Originally from Anchorage, Alaska, John Heginbotham is a Brooklyn-based choreographer, performer and teacher. He graduated from The Juilliard School in 1993 with a BFA in dance, and was awarded the Martha Hill Prize for Sustained Achievement in Dance. He was a member of the Mark Morris Dance Group (MMDG) from 1998-2012, performing lead roles in L’Allegro, il Penseroso, ed il Moderato; The Hard Nut; Four Saints in Three Acts; and Romeo and Juliet: On Motifs of Shakespeare. During his time with MMDG, he toured across the United States and abroad alongside artists including Mikhail Baryshnikov, Yo-Yo Ma, Emanuel Ax, The Bad Plus, and Zakir Hussain, and performed with opera companies including the Metropolitan Opera, New York City Opera and the English National Opera. 

He received a 2018 Guggenheim Fellowship and the 2014 Jacob’s Pillow Dance Award in recognition of his unique choreographic vision and promise. He was a research fellow at the National Center for Choreography at the University of Akron (NCCAkron), was awarded a 2017/18 New York City Center Choreography Fellowship, was a 2016 Fellow at NYU's Center for Ballet and the Arts, and is a two-time recipient of the Jerome Robbins Foundation New Essential Works (NEW) Fellowship (2010, 2012). 

In addition to serving as artistic director and choreographer for his own company, Dance Heginbotham, he is active as a freelance choreographer. He recently choreographed Episode 1, Season 2 of Netflix’s hit series Umbrella Academy. He created a new ballet, RACECAR, for the Washington Ballet as part of their NEXTsteps series in 2019. In 2015, he choreographed Daniel Fish's highly-acclaimed Bard SummerScape production of Oklahoma!, which received its New York City premiere at St. Ann's Warehouse in 2018, and opened on Broadway at Circle in the Square in 2019, for a limited engagement through 2020. Oklahoma! won the 2019 Tony Award for Best Revival of a Musical and recently completed a national tour throughout the U.S. Oklahoma! enjoyed an acclaimed run in London at the Young Vic Theatre in 2022 and  opened on London’s West End at Wyndham’s Theatre in 2023.

In 2016, he was invited to return to Bard  to create the evening-length work Fantasque in collaboration with renowned puppeteer Amy Trompetter. Fantasque had its New York City premiere at the Skirball Center for the Performing Arts in 2018.  In 2016, he was commissioned to create First for Juilliard Dance: New Dances. In 2014, he created his first ballet, Angels’ Share, for Atlanta Ballet’s Wabi Sabi Project. In 2013, he choreographed Isaac Mizrahi’s Peter & the Wolf for Works & Process at The Guggenheim,  which has become an annual holiday event. His work has been featured in the music videos of Fischerspooner and NICKCASEY, and in the live performances of cabaret artists Lady Rizo and Our Lady J. 

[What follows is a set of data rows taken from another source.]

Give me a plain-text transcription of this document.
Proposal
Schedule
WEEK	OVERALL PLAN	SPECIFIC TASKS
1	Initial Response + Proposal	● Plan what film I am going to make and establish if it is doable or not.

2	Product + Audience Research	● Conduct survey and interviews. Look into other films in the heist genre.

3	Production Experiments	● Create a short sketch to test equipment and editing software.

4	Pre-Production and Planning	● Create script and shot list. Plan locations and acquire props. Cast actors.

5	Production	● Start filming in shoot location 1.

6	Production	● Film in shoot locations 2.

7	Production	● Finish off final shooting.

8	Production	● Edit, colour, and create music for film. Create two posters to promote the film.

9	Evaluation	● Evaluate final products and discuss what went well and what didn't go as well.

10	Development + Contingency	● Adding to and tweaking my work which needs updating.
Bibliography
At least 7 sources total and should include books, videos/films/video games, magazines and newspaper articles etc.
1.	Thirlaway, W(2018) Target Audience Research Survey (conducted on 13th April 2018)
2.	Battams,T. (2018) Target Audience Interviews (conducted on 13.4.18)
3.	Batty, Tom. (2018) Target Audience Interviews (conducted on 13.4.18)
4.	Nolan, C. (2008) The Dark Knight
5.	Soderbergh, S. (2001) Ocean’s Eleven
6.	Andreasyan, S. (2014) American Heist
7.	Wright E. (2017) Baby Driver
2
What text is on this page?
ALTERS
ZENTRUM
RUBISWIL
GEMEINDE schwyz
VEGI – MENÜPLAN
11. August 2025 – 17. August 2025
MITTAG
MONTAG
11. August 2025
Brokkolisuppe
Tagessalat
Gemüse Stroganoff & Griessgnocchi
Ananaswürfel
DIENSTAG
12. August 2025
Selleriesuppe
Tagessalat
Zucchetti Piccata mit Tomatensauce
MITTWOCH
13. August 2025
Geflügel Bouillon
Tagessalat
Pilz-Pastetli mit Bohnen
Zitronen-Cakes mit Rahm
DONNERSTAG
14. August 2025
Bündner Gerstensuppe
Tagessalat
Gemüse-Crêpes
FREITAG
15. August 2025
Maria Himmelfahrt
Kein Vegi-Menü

John’s growing list of opera commissions include La Traviata at San Francisco Opera (2022); John Adams’ Girls of the Golden West, directed by Peter Sellars, at San Francisco Opera (2017) and Dutch National Opera (2019); Candide with the Orlando Philharmonic (2016) and The Knights (2018, 2019); The Magic Flute at the Opera Theatre of St. Louis, directed by Isaac Mizrahi (2014); Handel’s Alceste with the American Classical Orchestra (2014); Macbeth with the Manhattan School of Music Opera Studies Department (2014); and Maria de Buenos Aires at the Cork Opera House (2013).

As a teacher, he offers dance master classes in the United States and abroad. He has taught at institutions including Princeton University, Barnard College, George Mason University, Laban Centre in London, School of Visual Arts, University of California, Berkeley, University of Illinois at Urbana-Champaign, and the University of Washington. He was invited to give the keynote address to the Utah Dance Educator’s Conference in November 2016. He is the director of the Dartmouth Dance Ensemble, and is a founding teacher of Dance for PD®, an ongoing collaboration between the Mark Morris Dance Group and the Brooklyn Parkinson Group.